The Company began a private placement in the fourth quarter 2016 which ran through the first quarter of 2017. Each unit consisted of two shares of the Company’s common stock and one stock purchase warrant with each warrant exercisable for one share of the Company’s stock at $0.20 through February 2020. As of December 31, 2016, 537,500 units were sold consisting of 1,075,000 shares and 537,500 warrants for net proceeds of $92,500 after deducting the 10% commission and other related placement fees. In March 2017, the Company completed the private placement. In 2017, an additional 3,200,000 shares and 1,600,000 warrants were sold for net proceeds in 2017 of $291,000 after deducting the 10% commission. At closing of the private placement in March 2017, the total units for the private placement were 2,137,500 units, consisting of 4,275,000 shares and 2,137,500 warrants. Net proceeds of the private placement in total were $383,500.

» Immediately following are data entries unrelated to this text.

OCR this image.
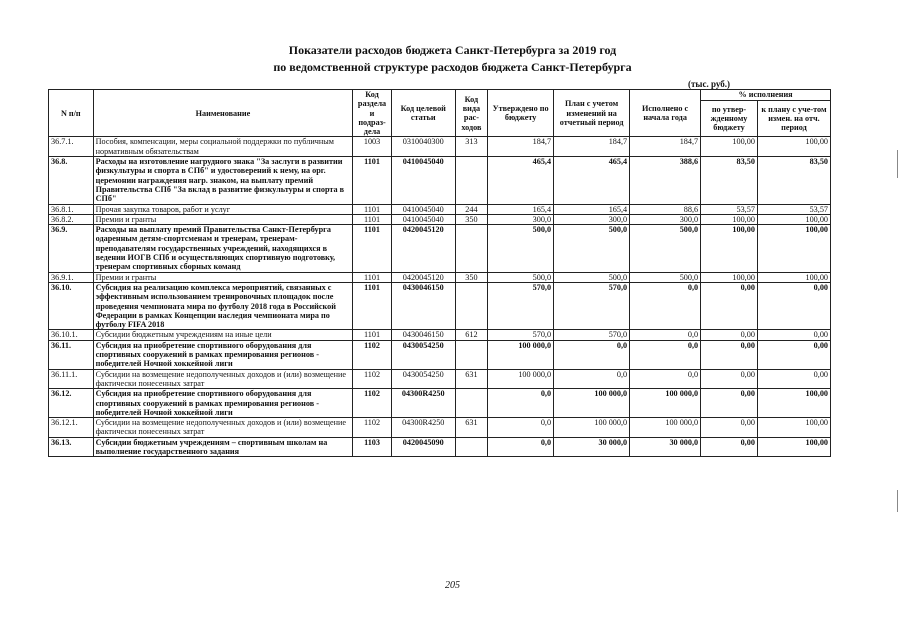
Показатели расходов бюджета Санкт-Петербурга за 2019 год
по ведомственной структуре расходов бюджета Санкт-Петербурга
(тыс. руб.)
N п/п	Наименование	Код раздела и подраз-дела	Код целевой статьи	Код вида рас-ходов	Утверждено по бюджету	План с учетом изменений на отчетный период	Исполнено с начала года	% исполнения	
								по утвер-жденному бюджету	к плану с уче-том измен. на отч. период
36.7.1.	Пособия, компенсации, меры социальной поддержки по публичным нормативным обязательствам	1003	0310040300	313	184,7	184,7	184,7	100,00	100,00
36.8.	Расходы на изготовление нагрудного знака "За заслуги в развитии физкультуры и спорта в СПб" и удостоверений к нему, на орг. церемонии награждения нагр. знаком, на выплату премий Правительства СПб "За вклад в развитие физкультуры и спорта в СПб"	1101	0410045040		465,4	465,4	388,6	83,50	83,50
36.8.1.	Прочая закупка товаров, работ и услуг	1101	0410045040	244	165,4	165,4	88,6	53,57	53,57
36.8.2.	Премии и гранты	1101	0410045040	350	300,0	300,0	300,0	100,00	100,00
36.9.	Расходы на выплату премий Правительства Санкт-Петербурга одаренным детям-спортсменам и тренерам, тренерам-преподавателям государственных учреждений, находящихся в ведении ИОГВ СПб и осуществляющих спортивную подготовку, тренерам спортивных сборных команд	1101	0420045120		500,0	500,0	500,0	100,00	100,00
36.9.1.	Премии и гранты	1101	0420045120	350	500,0	500,0	500,0	100,00	100,00
36.10.	Субсидия на реализацию комплекса мероприятий, связанных с эффективным использованием тренировочных площадок после проведения чемпионата мира по футболу 2018 года в Российской Федерации в рамках Концепции наследия чемпионата мира по футболу FIFA 2018	1101	0430046150		570,0	570,0	0,0	0,00	0,00
36.10.1.	Субсидии бюджетным учреждениям на иные цели	1101	0430046150	612	570,0	570,0	0,0	0,00	0,00
36.11.	Субсидия на приобретение спортивного оборудования для спортивных сооружений в рамках премирования регионов - победителей Ночной хоккейной лиги	1102	0430054250		100 000,0	0,0	0,0	0,00	0,00
36.11.1.	Субсидии на возмещение недополученных доходов и (или) возмещение фактически понесенных затрат	1102	0430054250	631	100 000,0	0,0	0,0	0,00	0,00
36.12.	Субсидия на приобретение спортивного оборудования для спортивных сооружений в рамках премирования регионов - победителей Ночной хоккейной лиги	1102	04300R4250		0,0	100 000,0	100 000,0	0,00	100,00
36.12.1.	Субсидии на возмещение недополученных доходов и (или) возмещение фактически понесенных затрат	1102	04300R4250	631	0,0	100 000,0	100 000,0	0,00	100,00
36.13.	Субсидии бюджетным учреждениям – спортивным школам на выполнение государственного задания	1103	0420045090		0,0	30 000,0	30 000,0	0,00	100,00
205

The Company offered an additional private placement in March 2017. The private placement was for 4,250,000 units, each unit consisting of two shares of the Company’s stock and one stock purchase warrant with each warrant exercisable for one share of the Company’s stock at $0.20 through April 2020. No commission was paid with this private placement. Proceeds were $750,000 in cash and $100,000 exchanged for a note and interest payable to the Company’s president, John Swallow. The Company’s concentrate broker, H&H Metals Corp., who purchases the Company’s gold flotation concentrate product, participated in this private placement purchasing 1,250,000 units for $250,000.
The Company offered an additional private placement in November 2017. The private placement was for 1,708,334 units, each unit consisting of two shares of the Company’s stock and one stock purchase warrant with each warrant exercisable for one share of the Company’s stock at $0.20 for 36 months. No commission was paid with this private placement. Proceeds were $350,000 in cash and $60,000 exchanged for a note and interest payable to the Company’s president, John Swallow. H&H Metals Corp participated in this private placement purchasing 1,041,667 units for $250,000.
In October 2017, the Company utilized proceeds of the private placement to pay the remaining debt due on the Golden Chest property of $250,000.
On March 2, 2018, the Company entered into an agreement with J-J Farms LLC and Achievement Holdings LLC (“Crown Point”) to lease a group of patented and unpatented mining claims. The initial payment was 1,333,333 shares of the Company’s restricted common stock valued at $0.175/share. Fair value was based on the trading price of the Company’s stock on the date of the transaction.
In the first and second quarters of 2018, the Company offered private placements. Under the private placements, the Company sold 8,858,578 units for net proceeds of $1,107,571. Each unit consisted of one share of the Company’s stock and one half of one stock purchase warrant with each whole warrant exercisable for one share of the Company’s stock at $0.22 for 24 months.
In 2018, the Company issued 108,000 shares of common stock pursuant to the exercise of stock purchase options at $0.15 per share for $16,200 cash.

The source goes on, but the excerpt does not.